PS1 data processing includes many steps to go from raw image data to the archived data products. The raw images are detrended to remove instrument signatures, and then deprojected into images in a regular grid of projection cells. These "warps" are then combined into "stacks." Various forms of point-source and extended-object photometry are performed on the warps and stacks.


The following information is taken from Magnier et al. and Waters et al., which should be cited appropriately. The starting point for the PS1 data archive is at Pan-STARRS1 data archive home page.

PS1 uses the 1.4 giga-pixel camera (see PS1 GPC1 camera) to image the sky north of declination −30 degrees. The camera detector system has 60 orthogonal transfer arrays (OTA) devices, each of which has an 8 × 8 grid of readout cells (each with 590×598 pixels). These images are reduced with the PS1 IPP pipeline. The Processing Version 3 (PV3) reduction, which all the publicly available data in this archive is based on, represents the third full reduction of the PS1 data set. The first two reductions were used internally for pipeline optimization and the development of the initial photometric and astrometric reference catalog, and are not publicly available.

For the PV3 processing, large contiguous regions were defined, and the images for all exposures within that region launched for the processing (see paper by Waters et al. for more details). The processing is divided into individual stages. The first step is the CHIP stage processing, which performs the PS1 Exposure detrending (e.g., bias subtraction, dark current correction, flat fielding, defringing, masking), as well as a single epoch photomety. Following the CHIP stage is the CAMERA stage, in which the astrometry and photometry for the entire exposure is calibrated by matching the detections against the reference catalog. This stage also performs masking updates based on the now-known positions and brightnesses of stars that create dynamic feature.

The WARP stage is the next to operate on the data, transforming the detector oriented chip stage images onto common sky oriented PS1 Warp images that have fixed sky projections. Point-source and extended source photometry is performed on these warps. When all WARP stage processing is done for the region of the sky, STACK processing is performed to construct deeper, fully populated PS1 Stack images from the set of warp images that cover that region of the sky. Source detection and photometry is performed on these stacks, which are then combined into objects (see PS1 Stack objects and photometry). Source detection and photometry is explained in more detail in the PS1 Source extraction and catalogs webpage.

Beyond the STACK stage, a series of additional stages are performed. Transient features are identified in the DIFF stage, which takes input warp and/or stack data and performs image differencing. Further photometry is performed in the STATICSKY and SKYCAL stages, which add extended source fitting to the point source photometry of objects detected in the stack images, and calibrate the results against the reference catalog.
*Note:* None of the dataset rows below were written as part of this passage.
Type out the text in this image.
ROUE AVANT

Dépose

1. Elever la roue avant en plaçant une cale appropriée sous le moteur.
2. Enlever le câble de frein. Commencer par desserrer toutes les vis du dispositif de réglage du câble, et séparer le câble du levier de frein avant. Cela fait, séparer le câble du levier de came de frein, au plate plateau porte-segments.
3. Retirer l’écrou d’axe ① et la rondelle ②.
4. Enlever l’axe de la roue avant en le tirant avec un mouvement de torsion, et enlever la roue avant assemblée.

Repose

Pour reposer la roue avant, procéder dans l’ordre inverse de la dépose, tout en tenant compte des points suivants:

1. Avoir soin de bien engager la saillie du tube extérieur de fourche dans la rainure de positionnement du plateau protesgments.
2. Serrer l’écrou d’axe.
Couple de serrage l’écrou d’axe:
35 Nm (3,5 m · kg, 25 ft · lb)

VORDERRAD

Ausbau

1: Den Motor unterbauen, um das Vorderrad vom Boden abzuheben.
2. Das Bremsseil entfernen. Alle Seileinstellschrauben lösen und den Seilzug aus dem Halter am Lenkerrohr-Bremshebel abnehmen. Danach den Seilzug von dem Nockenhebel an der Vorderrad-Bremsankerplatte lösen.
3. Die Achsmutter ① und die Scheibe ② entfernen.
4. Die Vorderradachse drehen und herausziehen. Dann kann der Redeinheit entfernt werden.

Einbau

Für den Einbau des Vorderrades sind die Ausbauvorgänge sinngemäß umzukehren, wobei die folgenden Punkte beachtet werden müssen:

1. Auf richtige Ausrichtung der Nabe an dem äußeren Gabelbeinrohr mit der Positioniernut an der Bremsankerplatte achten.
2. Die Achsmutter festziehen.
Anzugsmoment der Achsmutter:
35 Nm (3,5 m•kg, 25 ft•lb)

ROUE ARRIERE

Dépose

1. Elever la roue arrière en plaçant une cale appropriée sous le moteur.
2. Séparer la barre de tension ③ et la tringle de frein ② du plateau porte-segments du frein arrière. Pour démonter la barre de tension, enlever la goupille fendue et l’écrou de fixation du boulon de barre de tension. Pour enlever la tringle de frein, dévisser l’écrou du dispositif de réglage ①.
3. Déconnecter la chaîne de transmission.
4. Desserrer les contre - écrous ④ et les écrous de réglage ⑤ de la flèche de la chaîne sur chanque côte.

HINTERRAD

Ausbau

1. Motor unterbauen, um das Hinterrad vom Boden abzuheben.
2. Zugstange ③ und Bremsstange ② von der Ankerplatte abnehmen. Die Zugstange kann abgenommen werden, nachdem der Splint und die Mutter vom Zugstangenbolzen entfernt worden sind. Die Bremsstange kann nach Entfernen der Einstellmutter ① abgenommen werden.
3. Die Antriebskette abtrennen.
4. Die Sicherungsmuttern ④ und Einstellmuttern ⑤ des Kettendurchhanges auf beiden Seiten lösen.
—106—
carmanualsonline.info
The FULLFORCE stage takes the catalog output of the skycal stage, and uses the objects detected in that to perform  PS1 Forced photometry of sources on the individual warp images.

The PS1 Relative Photometric Calibration is determined by the photometric calibration algorithm of Schlafly et al. (2012), which refines the photometric calibration algorithm of Padmanabhan et al. (2008), used in the Sloan Digital Sky Survey. The throughput of the system is modeled with as a constant system throughput and atmospheric k-term each night. The model is determined by finding the parameters of the model that minimize the variance in flux of repeated observations of the same sources. The photometric calibration also simultaneously fits for a low resolution flat field correction vector and a trend in system throughput with PSF.

The  PS1 Absolute photometric calibration combines the use of a laser diode system to accurately and precisely determine the filter bandpass edges and throughput curves (roughly to 7 A in mean effective wavelength), with the PS1 observations of  HST Calspec standards.

The PS1 Astrometry is anchored with the Gaia astrometry.


Schematic of the images and analysis processing stage of the PS1 IPP pipeline, described in Magnier et al.